Like that national museum’s collecting box, this showed me that we do publicise our behind the scenes work – but only certain parts of it. And as Angela said, what’s visible is what people think of funding when they reach for their cheque books. Yes, we need to raise documentation’s profile with our managers; but we also need to spread the word more widely, because in the end, it’s not just our managers who provide our funding.

So how can we do this? When I started the discussion on LinkedIn, I also suggested that everyone working in museum documentation who had a Twitter account should tweet what they’ve been doing each day, and – crucially – why it’s important, using the hashtag #MuseumDocumentation. A couple of weeks after we began, Angela Storifyed some of the tweets; and you can also follow them here:

Even if our followers are only our family, friends, or colleagues, it’s a start; but the more momentum we can gather, the more word will spread beyond our immediate circle; and our managers, and perhaps even our funders, will start to understand that documentation really is worth supporting. So I’d like to take this opportunity to thank everyone who’s contributed to the discussion so far, both on LinkedIn and on Twitter: I’ve been hugely impressed by everybody’s enthusiasm for, and dedication to, what we do. I’d also encourage everyone else to have a go at tweeting about #MuseumDocumentation: I’ve found the experience of saying why what I do is important, in a new way every day, quite challenging – and stimulating.

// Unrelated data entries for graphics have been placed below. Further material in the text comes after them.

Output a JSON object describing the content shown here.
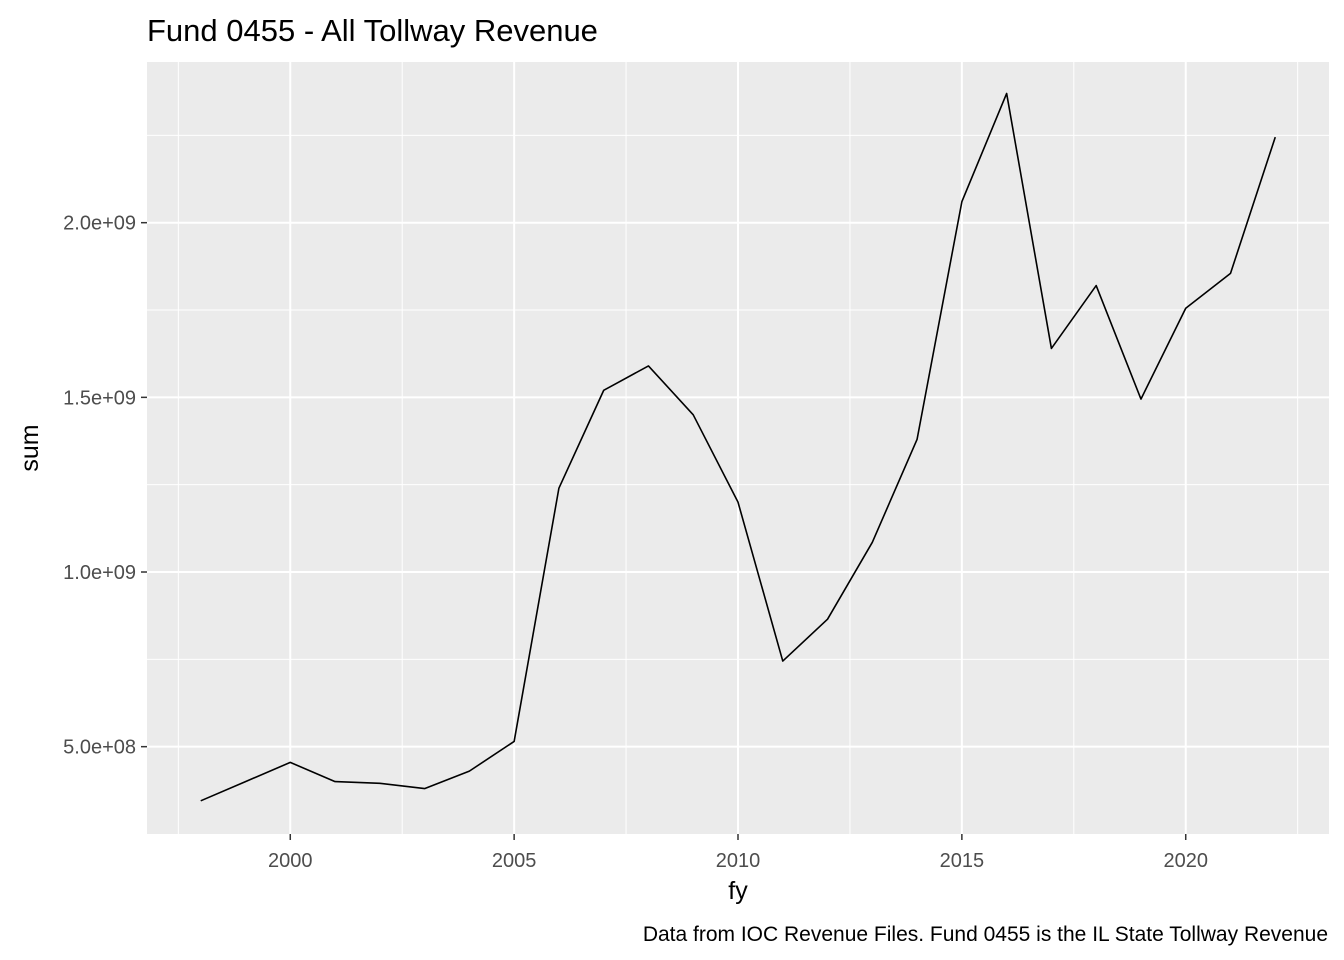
{
  "chart_data": {
    "type": "line",
    "title": "Fund 0455 - All Tollway Revenue",
    "xlabel": "fy",
    "ylabel": "sum",
    "caption": "Data from IOC Revenue Files. Fund 0455 is the IL State Tollway Revenue",
    "xlim": [
      1996.8,
      2023.2
    ],
    "ylim": [
      250000000,
      2460000000
    ],
    "x_ticks": [
      2000,
      2005,
      2010,
      2015,
      2020
    ],
    "x_minor_ticks": [
      1997.5,
      2002.5,
      2007.5,
      2012.5,
      2017.5,
      2022.5
    ],
    "x_tick_labels": [
      "2000",
      "2005",
      "2010",
      "2015",
      "2020"
    ],
    "y_ticks": [
      500000000,
      1000000000,
      1500000000,
      2000000000
    ],
    "y_minor_ticks": [
      750000000,
      1250000000,
      1750000000,
      2250000000
    ],
    "y_tick_labels": [
      "5.0e+08",
      "1.0e+09",
      "1.5e+09",
      "2.0e+09"
    ],
    "grid": true,
    "panel_background": "#ebebeb",
    "grid_color": "#ffffff",
    "line_color": "#000000",
    "series": [
      {
        "x": [
          1998,
          1999,
          2000,
          2001,
          2002,
          2003,
          2004,
          2005,
          2006,
          2007,
          2008,
          2009,
          2010,
          2011,
          2012,
          2013,
          2014,
          2015,
          2016,
          2017,
          2018,
          2019,
          2020,
          2021,
          2022
        ],
        "values": [
          345000000,
          400000000,
          455000000,
          400000000,
          395000000,
          380000000,
          430000000,
          515000000,
          1240000000,
          1520000000,
          1590000000,
          1450000000,
          1200000000,
          745000000,
          865000000,
          1085000000,
          1380000000,
          2060000000,
          2370000000,
          1640000000,
          1820000000,
          1495000000,
          1755000000,
          1855000000,
          2245000000
        ]
      }
    ]
  }
}
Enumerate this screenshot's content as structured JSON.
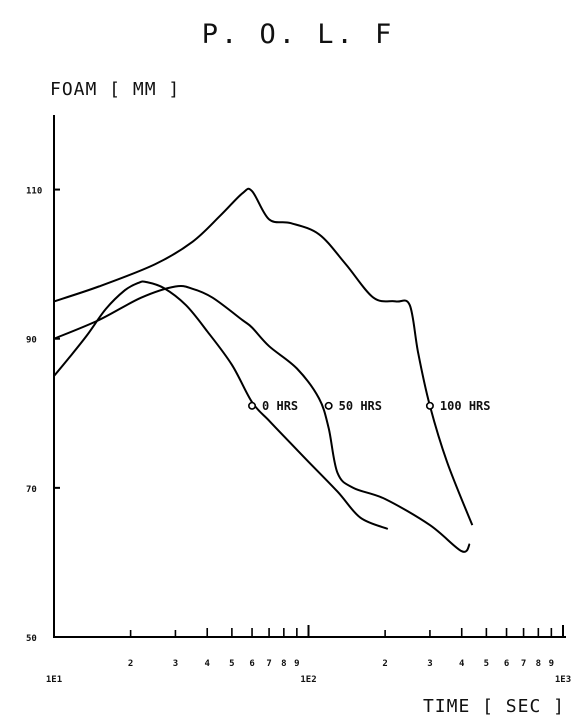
{
  "chart_data": {
    "type": "line",
    "title": "P. O. L. F",
    "ylabel": "FOAM [ MM ]",
    "xlabel": "TIME [ SEC ]",
    "xscale": "log",
    "xlim": [
      10,
      1000
    ],
    "ylim": [
      50,
      120
    ],
    "x_major_tick_labels": [
      "1E1",
      "1E2",
      "1E3"
    ],
    "x_minor_tick_labels": [
      "2",
      "3",
      "4",
      "5",
      "6",
      "7",
      "8",
      "9",
      "2",
      "3",
      "4",
      "5",
      "6",
      "7",
      "8",
      "9"
    ],
    "y_tick_labels": [
      "110",
      "90",
      "70",
      "50"
    ],
    "y_ticks": [
      110,
      90,
      70,
      50
    ],
    "grid": false,
    "series": [
      {
        "name": "0 HRS",
        "x": [
          10,
          11.5,
          13.5,
          16,
          19,
          21.5,
          23,
          27,
          33,
          40,
          50,
          60,
          70,
          85,
          100,
          130,
          160,
          205
        ],
        "y": [
          85,
          87.5,
          90.5,
          94,
          96.5,
          97.5,
          97.6,
          96.8,
          94.5,
          91,
          86.5,
          81.5,
          79,
          76,
          73.5,
          69.5,
          66,
          64.5
        ],
        "marker_at": [
          60,
          81
        ]
      },
      {
        "name": "50 HRS",
        "x": [
          10,
          15,
          22,
          30,
          35,
          42,
          55,
          60,
          70,
          90,
          110,
          120,
          130,
          150,
          200,
          300,
          400,
          430
        ],
        "y": [
          90,
          92.5,
          95.5,
          97,
          96.7,
          95.5,
          92.5,
          91.5,
          89,
          86,
          82,
          78,
          72,
          70,
          68.5,
          65,
          61.5,
          62.5
        ],
        "marker_at": [
          120,
          81
        ]
      },
      {
        "name": "100 HRS",
        "x": [
          10,
          15,
          25,
          35,
          45,
          55,
          60,
          70,
          85,
          110,
          140,
          180,
          220,
          250,
          270,
          300,
          350,
          440
        ],
        "y": [
          95,
          97,
          100,
          103,
          106.5,
          109.5,
          109.8,
          106,
          105.5,
          104,
          100,
          95.5,
          95,
          94.5,
          88,
          81,
          73.5,
          65
        ],
        "marker_at": [
          300,
          81
        ]
      }
    ]
  }
}
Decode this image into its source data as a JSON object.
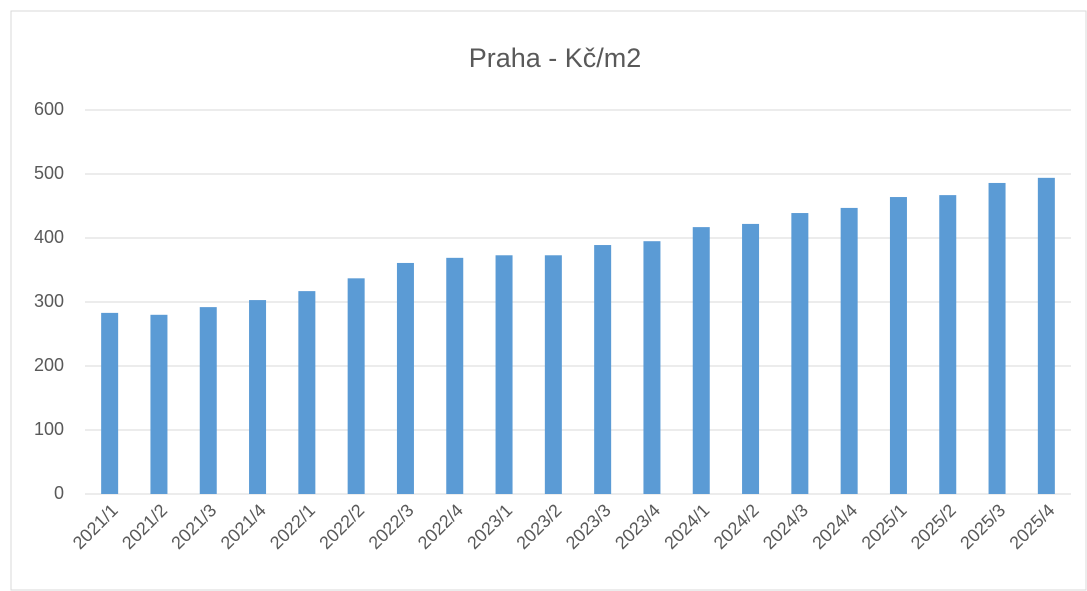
{
  "chart_data": {
    "type": "bar",
    "title": "Praha - Kč/m2",
    "categories": [
      "2021/1",
      "2021/2",
      "2021/3",
      "2021/4",
      "2022/1",
      "2022/2",
      "2022/3",
      "2022/4",
      "2023/1",
      "2023/2",
      "2023/3",
      "2023/4",
      "2024/1",
      "2024/2",
      "2024/3",
      "2024/4",
      "2025/1",
      "2025/2",
      "2025/3",
      "2025/4"
    ],
    "values": [
      283,
      280,
      292,
      303,
      317,
      337,
      361,
      369,
      373,
      373,
      389,
      395,
      417,
      422,
      439,
      447,
      464,
      467,
      486,
      494
    ],
    "color": "#5b9bd5",
    "ylim": [
      0,
      600
    ],
    "yticks": [
      0,
      100,
      200,
      300,
      400,
      500,
      600
    ],
    "grid": true
  }
}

Has it been working? Well, our Digital Media Manager did come through and ask me to write a short blog post about documentation and the hashtag for our website; and I have been interviewed for an article on documentation to go in the Museums Journal, as well as being asked to write a short piece for the Museums & Heritage Magazine. So maybe we’re beginning to raise our profile a bit.

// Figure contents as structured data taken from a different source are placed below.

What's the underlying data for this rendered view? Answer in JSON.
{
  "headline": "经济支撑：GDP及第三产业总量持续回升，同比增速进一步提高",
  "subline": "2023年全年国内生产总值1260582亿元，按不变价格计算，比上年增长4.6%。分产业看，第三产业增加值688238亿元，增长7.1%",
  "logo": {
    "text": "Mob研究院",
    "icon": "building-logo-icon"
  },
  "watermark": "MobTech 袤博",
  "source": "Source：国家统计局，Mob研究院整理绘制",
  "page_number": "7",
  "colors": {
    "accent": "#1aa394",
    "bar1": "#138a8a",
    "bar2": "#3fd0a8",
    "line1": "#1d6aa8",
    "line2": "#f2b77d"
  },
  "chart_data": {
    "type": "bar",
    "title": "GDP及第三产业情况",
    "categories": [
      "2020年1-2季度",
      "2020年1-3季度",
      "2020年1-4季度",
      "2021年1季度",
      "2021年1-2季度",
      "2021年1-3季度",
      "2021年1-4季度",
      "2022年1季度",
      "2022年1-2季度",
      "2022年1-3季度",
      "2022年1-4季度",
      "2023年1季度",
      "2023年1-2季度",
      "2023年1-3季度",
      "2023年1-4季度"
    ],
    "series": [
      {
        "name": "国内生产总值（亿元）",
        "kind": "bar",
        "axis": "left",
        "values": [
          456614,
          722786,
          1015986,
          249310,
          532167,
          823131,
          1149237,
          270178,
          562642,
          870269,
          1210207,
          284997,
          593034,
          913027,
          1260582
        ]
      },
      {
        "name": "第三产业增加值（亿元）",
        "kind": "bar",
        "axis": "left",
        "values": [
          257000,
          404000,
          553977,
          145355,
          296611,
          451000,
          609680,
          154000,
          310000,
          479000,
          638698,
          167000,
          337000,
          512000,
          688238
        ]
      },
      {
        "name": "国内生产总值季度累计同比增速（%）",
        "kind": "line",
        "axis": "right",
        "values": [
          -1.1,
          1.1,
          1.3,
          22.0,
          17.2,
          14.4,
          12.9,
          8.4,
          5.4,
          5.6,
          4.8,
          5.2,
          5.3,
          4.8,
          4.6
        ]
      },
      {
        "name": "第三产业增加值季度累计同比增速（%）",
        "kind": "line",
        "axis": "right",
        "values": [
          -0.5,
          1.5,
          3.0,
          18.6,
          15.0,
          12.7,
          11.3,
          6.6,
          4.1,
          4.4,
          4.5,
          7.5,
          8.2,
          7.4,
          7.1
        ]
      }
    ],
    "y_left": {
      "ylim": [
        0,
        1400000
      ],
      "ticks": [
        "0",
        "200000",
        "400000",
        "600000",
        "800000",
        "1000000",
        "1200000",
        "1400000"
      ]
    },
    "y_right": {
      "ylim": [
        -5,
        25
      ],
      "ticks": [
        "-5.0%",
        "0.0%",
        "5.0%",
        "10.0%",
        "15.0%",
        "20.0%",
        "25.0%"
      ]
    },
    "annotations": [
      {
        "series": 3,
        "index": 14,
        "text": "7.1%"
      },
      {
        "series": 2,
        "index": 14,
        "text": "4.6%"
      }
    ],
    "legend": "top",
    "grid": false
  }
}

Oh – and when I went back to that London national museum, the collection box no longer offered you a choice ….

About the author:
Rupert Shepherd initially trained as an art historian, specialising in the Italian Renaissance, before moving into museum documentation, dabbling in humanities computing and digitisation along the way. He was Manager of Museum Documentation at the Ashmolean Museum for three years, and since 2010 has been Documentation Manager at the Horniman Museum and Gardens in south-east London – but the views he expresses in this post are his own.

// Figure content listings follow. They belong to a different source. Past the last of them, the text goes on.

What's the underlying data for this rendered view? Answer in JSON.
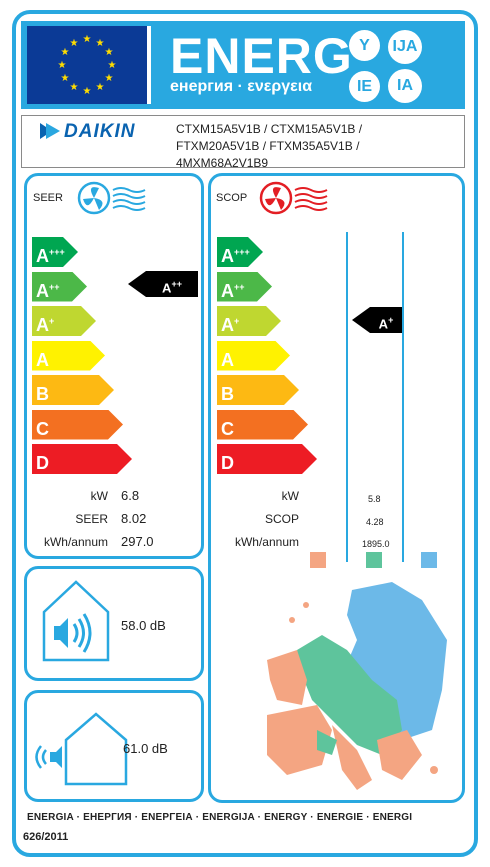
{
  "header": {
    "energ": "ENERG",
    "subtitle": "енергия · ενεργεια",
    "lang_codes": [
      "Y",
      "IJA",
      "IE",
      "IA"
    ]
  },
  "brand": "DAIKIN",
  "models": [
    "CTXM15A5V1B / CTXM15A5V1B /",
    "FTXM20A5V1B / FTXM35A5V1B /",
    "4MXM68A2V1B9"
  ],
  "seer_panel": {
    "title": "SEER",
    "rating": "A",
    "rating_sup": "++",
    "kw_label": "kW",
    "kw_value": "6.8",
    "seer_label": "SEER",
    "seer_value": "8.02",
    "kwh_label": "kWh/annum",
    "kwh_value": "297.0"
  },
  "scop_panel": {
    "title": "SCOP",
    "rating": "A",
    "rating_sup": "+",
    "kw_label": "kW",
    "kw_value": "5.8",
    "scop_label": "SCOP",
    "scop_value": "4.28",
    "kwh_label": "kWh/annum",
    "kwh_value": "1895.0"
  },
  "classes": [
    {
      "letter": "A",
      "sup": "+++",
      "color": "#00a651"
    },
    {
      "letter": "A",
      "sup": "++",
      "color": "#4cb848"
    },
    {
      "letter": "A",
      "sup": "+",
      "color": "#bfd730"
    },
    {
      "letter": "A",
      "sup": "",
      "color": "#fff200"
    },
    {
      "letter": "B",
      "sup": "",
      "color": "#fdb913"
    },
    {
      "letter": "C",
      "sup": "",
      "color": "#f37021"
    },
    {
      "letter": "D",
      "sup": "",
      "color": "#ed1c24"
    }
  ],
  "noise_indoor": "58.0 dB",
  "noise_outdoor": "61.0 dB",
  "climate_colors": {
    "colder": "#f4a582",
    "average": "#5ec49c",
    "warmer": "#6cb9e8"
  },
  "footer": "ENERGIA · ЕНЕРГИЯ · ΕΝΕΡΓΕΙΑ · ENERGIJA · ENERGY · ENERGIE · ENERGI",
  "regulation": "626/2011"
}
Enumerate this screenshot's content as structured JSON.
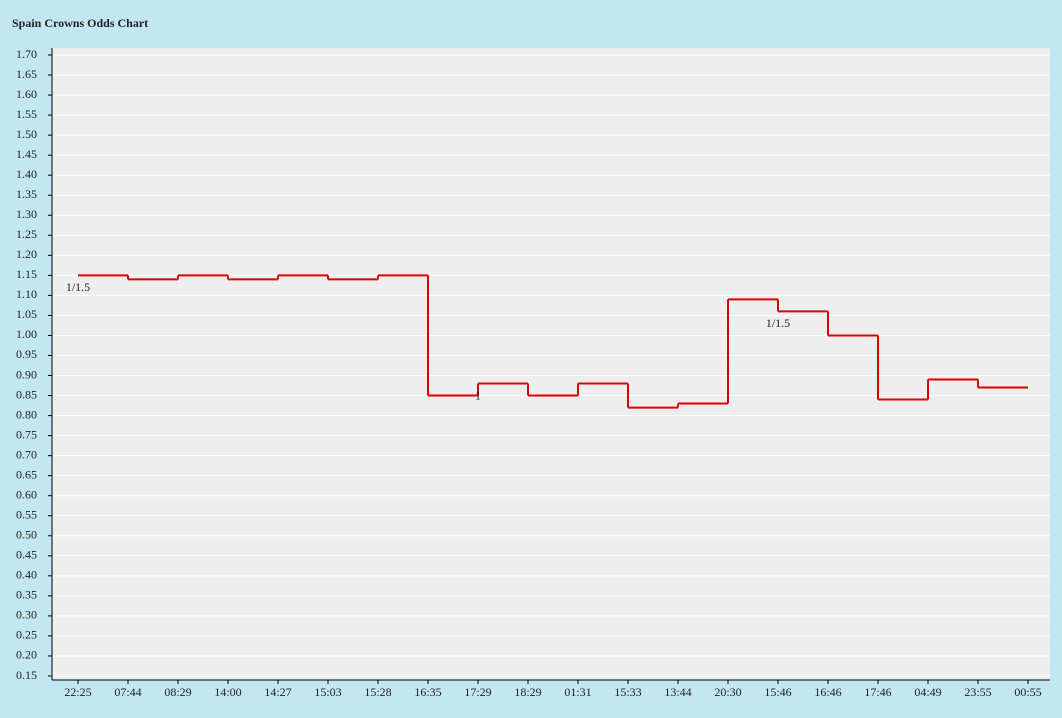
{
  "chart_data": {
    "type": "step",
    "title": "Spain Crowns Odds Chart",
    "categories": [
      "22:25",
      "07:44",
      "08:29",
      "14:00",
      "14:27",
      "15:03",
      "15:28",
      "16:35",
      "17:29",
      "18:29",
      "01:31",
      "15:33",
      "13:44",
      "20:30",
      "15:46",
      "16:46",
      "17:46",
      "04:49",
      "23:55",
      "00:55"
    ],
    "values": [
      1.15,
      1.14,
      1.15,
      1.14,
      1.15,
      1.14,
      1.15,
      0.85,
      0.88,
      0.85,
      0.88,
      0.82,
      0.83,
      1.09,
      1.06,
      1.0,
      0.84,
      0.89,
      0.87,
      0.87
    ],
    "color": "#e00000",
    "ylim": [
      0.15,
      1.7
    ],
    "yticks": [
      {
        "value": 0.15,
        "label": "0.15"
      },
      {
        "value": 0.2,
        "label": "0.20"
      },
      {
        "value": 0.25,
        "label": "0.25"
      },
      {
        "value": 0.3,
        "label": "0.30"
      },
      {
        "value": 0.35,
        "label": "0.35"
      },
      {
        "value": 0.4,
        "label": "0.40"
      },
      {
        "value": 0.45,
        "label": "0.45"
      },
      {
        "value": 0.5,
        "label": "0.50"
      },
      {
        "value": 0.55,
        "label": "0.55"
      },
      {
        "value": 0.6,
        "label": "0.60"
      },
      {
        "value": 0.65,
        "label": "0.65"
      },
      {
        "value": 0.7,
        "label": "0.70"
      },
      {
        "value": 0.75,
        "label": "0.75"
      },
      {
        "value": 0.8,
        "label": "0.80"
      },
      {
        "value": 0.85,
        "label": "0.85"
      },
      {
        "value": 0.9,
        "label": "0.90"
      },
      {
        "value": 0.95,
        "label": "0.95"
      },
      {
        "value": 1.0,
        "label": "1.00"
      },
      {
        "value": 1.05,
        "label": "1.05"
      },
      {
        "value": 1.1,
        "label": "1.10"
      },
      {
        "value": 1.15,
        "label": "1.15"
      },
      {
        "value": 1.2,
        "label": "1.20"
      },
      {
        "value": 1.25,
        "label": "1.25"
      },
      {
        "value": 1.3,
        "label": "1.30"
      },
      {
        "value": 1.35,
        "label": "1.35"
      },
      {
        "value": 1.4,
        "label": "1.40"
      },
      {
        "value": 1.45,
        "label": "1.45"
      },
      {
        "value": 1.5,
        "label": "1.50"
      },
      {
        "value": 1.55,
        "label": "1.55"
      },
      {
        "value": 1.6,
        "label": "1.60"
      },
      {
        "value": 1.65,
        "label": "1.65"
      },
      {
        "value": 1.7,
        "label": "1.70"
      }
    ],
    "grid": true,
    "annotations": [
      {
        "text": "1/1.5",
        "x": "22:25"
      },
      {
        "text": "1",
        "x": "17:29"
      },
      {
        "text": "1/1.5",
        "x": "15:46"
      }
    ]
  }
}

6 thoughts on “Museum documentation: a hidden problem or something to shout about?”

  1. My job is the historian for the history of the Smithsonian and my office is attached to Smithsonian Archives. I know how crucial documentation is. So in an exhibit in 1996,”Eyes on Science: Illustrating Natural History,” I found a way to demonstrate this. I placed a large attractive shell on a table – it is the shell you pick up on the beach while on vacation. But I also had a scrim and when the lighting switched regularly, the visitor now say the shell surrounded by its accession card, field notebooks, scientific illustrations, museum label, conservation report, etc. It demonstrated what made an object “museum quality” – and that was documentation. Without our documentation that object has no real meaning. Visitors we spoke to seemed to really understand the concepts we were trying to communicate.
    I’ve used a similar technique in other exhibits to make visitors understand what a museum object is. I think museums should think about including facsimiles of documentation in exhibits more often, to demonstrate how we know what we know about an object.

    1. Pamela, thanks. That’s exactly the sort of thing I’d like to see happen more often: an imaginative explanation of what museums do, their role as resources for research, and – of course – the crucial part that documentation, too, can play in this.